There’s something about a smart, science-based mystery that has always appealed to me, all that techno-babble and Frankenstein laboratory gadgetry mixed with a brainy story that just pulls me in, and Anti Matter is loaded front to back in it. Burrow’s doesn’t waste anytime making it clear that this is the kind of movie he’s making, opening with a sensational childhood flashback that segues into a flourish of science-y stuff that is spinetingingly in its confidence and trust in the audience. Not that it’s hard to follow because one of the strongest things going for the movie is Burrow’s creative direction that makes keeping up with the complex storyline very manageable. For an independent film with a small budget, this is quite an achievement as the film is no slouch when it comes to how it looks or how it’s acted.

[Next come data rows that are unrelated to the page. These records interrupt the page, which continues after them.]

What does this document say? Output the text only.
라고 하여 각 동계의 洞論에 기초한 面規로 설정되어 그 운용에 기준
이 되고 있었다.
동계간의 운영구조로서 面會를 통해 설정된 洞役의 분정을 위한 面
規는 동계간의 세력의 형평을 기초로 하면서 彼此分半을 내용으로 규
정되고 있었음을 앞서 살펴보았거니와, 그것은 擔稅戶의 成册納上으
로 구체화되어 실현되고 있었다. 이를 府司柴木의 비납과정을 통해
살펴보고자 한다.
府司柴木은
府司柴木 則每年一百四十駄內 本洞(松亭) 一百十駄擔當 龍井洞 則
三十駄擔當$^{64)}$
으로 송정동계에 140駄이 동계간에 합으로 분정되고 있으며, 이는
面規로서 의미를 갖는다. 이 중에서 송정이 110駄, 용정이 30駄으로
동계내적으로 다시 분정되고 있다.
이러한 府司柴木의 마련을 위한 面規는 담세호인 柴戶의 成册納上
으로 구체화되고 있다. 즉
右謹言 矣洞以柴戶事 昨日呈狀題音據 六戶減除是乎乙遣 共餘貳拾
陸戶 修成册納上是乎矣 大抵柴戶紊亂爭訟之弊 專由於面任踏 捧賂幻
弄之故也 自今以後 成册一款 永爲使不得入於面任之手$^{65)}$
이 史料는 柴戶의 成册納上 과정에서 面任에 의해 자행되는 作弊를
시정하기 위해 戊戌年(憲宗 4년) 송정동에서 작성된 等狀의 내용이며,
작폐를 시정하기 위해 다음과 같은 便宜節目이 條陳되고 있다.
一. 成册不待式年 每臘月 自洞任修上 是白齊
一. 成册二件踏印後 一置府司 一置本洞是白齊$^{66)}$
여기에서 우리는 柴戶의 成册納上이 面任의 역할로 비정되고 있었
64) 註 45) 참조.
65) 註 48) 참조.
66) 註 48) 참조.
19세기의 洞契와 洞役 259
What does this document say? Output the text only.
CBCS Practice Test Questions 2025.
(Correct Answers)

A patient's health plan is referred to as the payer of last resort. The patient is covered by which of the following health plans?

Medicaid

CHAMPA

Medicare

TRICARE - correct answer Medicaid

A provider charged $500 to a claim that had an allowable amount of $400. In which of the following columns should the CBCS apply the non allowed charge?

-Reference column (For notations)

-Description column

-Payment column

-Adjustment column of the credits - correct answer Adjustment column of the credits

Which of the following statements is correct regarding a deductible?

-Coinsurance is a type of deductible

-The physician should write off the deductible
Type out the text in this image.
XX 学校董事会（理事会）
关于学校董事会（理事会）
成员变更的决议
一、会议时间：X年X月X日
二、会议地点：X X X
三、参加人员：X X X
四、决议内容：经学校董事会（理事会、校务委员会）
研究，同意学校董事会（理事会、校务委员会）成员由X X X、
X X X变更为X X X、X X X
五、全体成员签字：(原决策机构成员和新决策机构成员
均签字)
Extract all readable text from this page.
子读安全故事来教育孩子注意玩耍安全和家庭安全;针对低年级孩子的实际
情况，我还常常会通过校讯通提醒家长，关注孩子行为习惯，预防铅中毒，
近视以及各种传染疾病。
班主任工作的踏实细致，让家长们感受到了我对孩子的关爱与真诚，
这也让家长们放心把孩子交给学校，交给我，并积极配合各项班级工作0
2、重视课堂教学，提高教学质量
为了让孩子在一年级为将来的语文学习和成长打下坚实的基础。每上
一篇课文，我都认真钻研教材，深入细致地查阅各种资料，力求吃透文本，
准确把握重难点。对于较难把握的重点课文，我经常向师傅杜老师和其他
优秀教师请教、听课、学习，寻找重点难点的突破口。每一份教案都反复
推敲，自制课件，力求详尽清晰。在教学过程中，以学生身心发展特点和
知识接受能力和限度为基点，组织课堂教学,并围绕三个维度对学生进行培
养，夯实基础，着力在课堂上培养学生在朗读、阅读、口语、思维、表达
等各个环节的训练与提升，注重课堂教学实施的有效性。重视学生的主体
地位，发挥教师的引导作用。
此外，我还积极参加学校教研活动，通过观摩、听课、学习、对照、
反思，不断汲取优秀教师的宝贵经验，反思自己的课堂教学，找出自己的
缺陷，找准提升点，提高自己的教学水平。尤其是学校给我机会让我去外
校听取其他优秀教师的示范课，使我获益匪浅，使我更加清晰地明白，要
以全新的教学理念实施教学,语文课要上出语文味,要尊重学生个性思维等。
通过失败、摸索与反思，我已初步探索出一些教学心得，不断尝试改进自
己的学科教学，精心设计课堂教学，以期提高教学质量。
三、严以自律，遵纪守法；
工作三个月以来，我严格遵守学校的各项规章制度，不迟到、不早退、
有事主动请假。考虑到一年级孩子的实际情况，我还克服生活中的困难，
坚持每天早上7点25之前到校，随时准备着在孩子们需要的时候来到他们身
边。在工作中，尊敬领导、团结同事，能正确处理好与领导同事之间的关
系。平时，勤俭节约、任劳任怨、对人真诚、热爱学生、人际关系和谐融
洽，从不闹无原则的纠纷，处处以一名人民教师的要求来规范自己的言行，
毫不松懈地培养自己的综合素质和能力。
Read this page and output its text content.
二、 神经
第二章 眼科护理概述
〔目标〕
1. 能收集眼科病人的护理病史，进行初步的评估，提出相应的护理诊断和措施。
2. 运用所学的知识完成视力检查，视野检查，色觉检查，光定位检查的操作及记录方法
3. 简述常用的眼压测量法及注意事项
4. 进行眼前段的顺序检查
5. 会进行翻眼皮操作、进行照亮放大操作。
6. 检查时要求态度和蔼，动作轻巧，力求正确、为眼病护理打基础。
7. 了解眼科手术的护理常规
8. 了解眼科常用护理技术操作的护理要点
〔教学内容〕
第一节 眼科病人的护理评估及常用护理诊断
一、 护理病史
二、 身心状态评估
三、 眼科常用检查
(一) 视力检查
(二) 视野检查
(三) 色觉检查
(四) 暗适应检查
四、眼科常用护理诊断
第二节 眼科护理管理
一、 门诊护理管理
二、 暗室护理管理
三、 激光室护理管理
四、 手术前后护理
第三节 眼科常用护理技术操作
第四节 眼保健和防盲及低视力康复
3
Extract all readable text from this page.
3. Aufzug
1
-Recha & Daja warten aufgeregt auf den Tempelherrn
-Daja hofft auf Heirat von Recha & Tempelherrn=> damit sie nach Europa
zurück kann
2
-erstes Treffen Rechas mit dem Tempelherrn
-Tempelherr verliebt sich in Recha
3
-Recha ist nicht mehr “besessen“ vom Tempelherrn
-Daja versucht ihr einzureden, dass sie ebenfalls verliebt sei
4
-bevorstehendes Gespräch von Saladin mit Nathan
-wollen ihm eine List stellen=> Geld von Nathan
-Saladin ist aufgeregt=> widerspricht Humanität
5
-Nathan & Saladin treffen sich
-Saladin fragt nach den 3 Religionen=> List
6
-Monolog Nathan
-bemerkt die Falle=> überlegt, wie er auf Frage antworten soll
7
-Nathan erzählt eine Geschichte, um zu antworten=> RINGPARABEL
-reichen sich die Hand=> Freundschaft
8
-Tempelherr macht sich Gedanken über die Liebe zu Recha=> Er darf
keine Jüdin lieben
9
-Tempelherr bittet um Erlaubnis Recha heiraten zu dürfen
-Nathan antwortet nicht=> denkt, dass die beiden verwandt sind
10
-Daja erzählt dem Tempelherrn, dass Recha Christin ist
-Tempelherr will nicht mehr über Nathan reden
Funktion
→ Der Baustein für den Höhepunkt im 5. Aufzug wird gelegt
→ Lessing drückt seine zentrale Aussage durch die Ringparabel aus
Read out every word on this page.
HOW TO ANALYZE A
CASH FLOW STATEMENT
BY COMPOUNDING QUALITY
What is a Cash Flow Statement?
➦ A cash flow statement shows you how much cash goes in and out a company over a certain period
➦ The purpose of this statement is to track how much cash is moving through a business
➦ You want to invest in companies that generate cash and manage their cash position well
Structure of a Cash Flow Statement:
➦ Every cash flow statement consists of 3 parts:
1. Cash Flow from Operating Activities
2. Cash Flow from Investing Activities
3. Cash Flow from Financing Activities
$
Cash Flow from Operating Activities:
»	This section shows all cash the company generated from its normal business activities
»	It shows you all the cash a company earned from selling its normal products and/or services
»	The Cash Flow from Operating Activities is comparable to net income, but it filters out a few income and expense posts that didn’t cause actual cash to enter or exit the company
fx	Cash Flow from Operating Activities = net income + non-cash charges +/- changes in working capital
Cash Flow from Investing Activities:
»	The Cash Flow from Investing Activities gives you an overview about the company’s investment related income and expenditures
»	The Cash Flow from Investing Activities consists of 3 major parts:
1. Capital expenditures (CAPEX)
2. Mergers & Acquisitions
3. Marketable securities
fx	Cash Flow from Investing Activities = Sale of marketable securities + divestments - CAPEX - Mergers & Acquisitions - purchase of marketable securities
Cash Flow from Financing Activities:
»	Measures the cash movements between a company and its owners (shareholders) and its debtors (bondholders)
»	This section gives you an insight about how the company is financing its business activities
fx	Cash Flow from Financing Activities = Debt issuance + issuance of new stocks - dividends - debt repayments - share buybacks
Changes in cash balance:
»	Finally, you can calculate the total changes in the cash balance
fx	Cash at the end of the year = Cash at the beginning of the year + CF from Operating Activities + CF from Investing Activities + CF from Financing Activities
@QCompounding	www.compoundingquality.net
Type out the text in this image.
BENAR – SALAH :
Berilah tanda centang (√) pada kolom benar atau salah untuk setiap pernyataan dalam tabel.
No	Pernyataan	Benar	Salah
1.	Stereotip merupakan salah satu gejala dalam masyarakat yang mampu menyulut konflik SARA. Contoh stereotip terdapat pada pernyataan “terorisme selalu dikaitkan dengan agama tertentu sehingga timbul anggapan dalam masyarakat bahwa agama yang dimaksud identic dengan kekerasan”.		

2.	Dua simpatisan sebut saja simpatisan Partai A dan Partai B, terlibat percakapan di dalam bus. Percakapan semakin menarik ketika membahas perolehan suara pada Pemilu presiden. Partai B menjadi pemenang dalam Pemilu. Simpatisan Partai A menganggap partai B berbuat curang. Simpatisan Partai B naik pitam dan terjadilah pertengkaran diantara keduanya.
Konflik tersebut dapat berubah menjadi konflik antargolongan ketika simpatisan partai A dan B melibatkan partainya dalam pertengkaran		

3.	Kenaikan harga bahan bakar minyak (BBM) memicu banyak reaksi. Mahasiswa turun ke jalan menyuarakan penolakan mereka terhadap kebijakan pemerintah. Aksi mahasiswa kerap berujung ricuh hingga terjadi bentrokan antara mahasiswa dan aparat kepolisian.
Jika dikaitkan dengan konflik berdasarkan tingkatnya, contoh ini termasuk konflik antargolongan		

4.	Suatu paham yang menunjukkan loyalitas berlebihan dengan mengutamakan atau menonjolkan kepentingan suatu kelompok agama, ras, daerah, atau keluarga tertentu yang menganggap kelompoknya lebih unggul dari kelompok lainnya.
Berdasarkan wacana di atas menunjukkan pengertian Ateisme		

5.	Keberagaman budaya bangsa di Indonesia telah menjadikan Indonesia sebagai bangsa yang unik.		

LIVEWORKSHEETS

While it borrows from a few well-known hits, including Christopher Nolan‘s Memento, there is plenty here that’s strikingly original. Ana is a terrific character, losing her grip on reality while she works like a detective to try and figure out what has happened to her. This is where Anti Matter really finds its footing as she is plagued by visions and forced to keep notes so she won’t forget. We are as unstable as she is and piecing it together is the fun part as the clues mount and we learn the truth about her experiment.
Anti Matter is wickedly smart, and while you might think you know what is happening, you can be sure you don’t. This is a rare film that entertains as well as challenges, combining a slick sci-fi adventure with a genuinely emotional experience and a clever, well-earned ending. Highly recommended.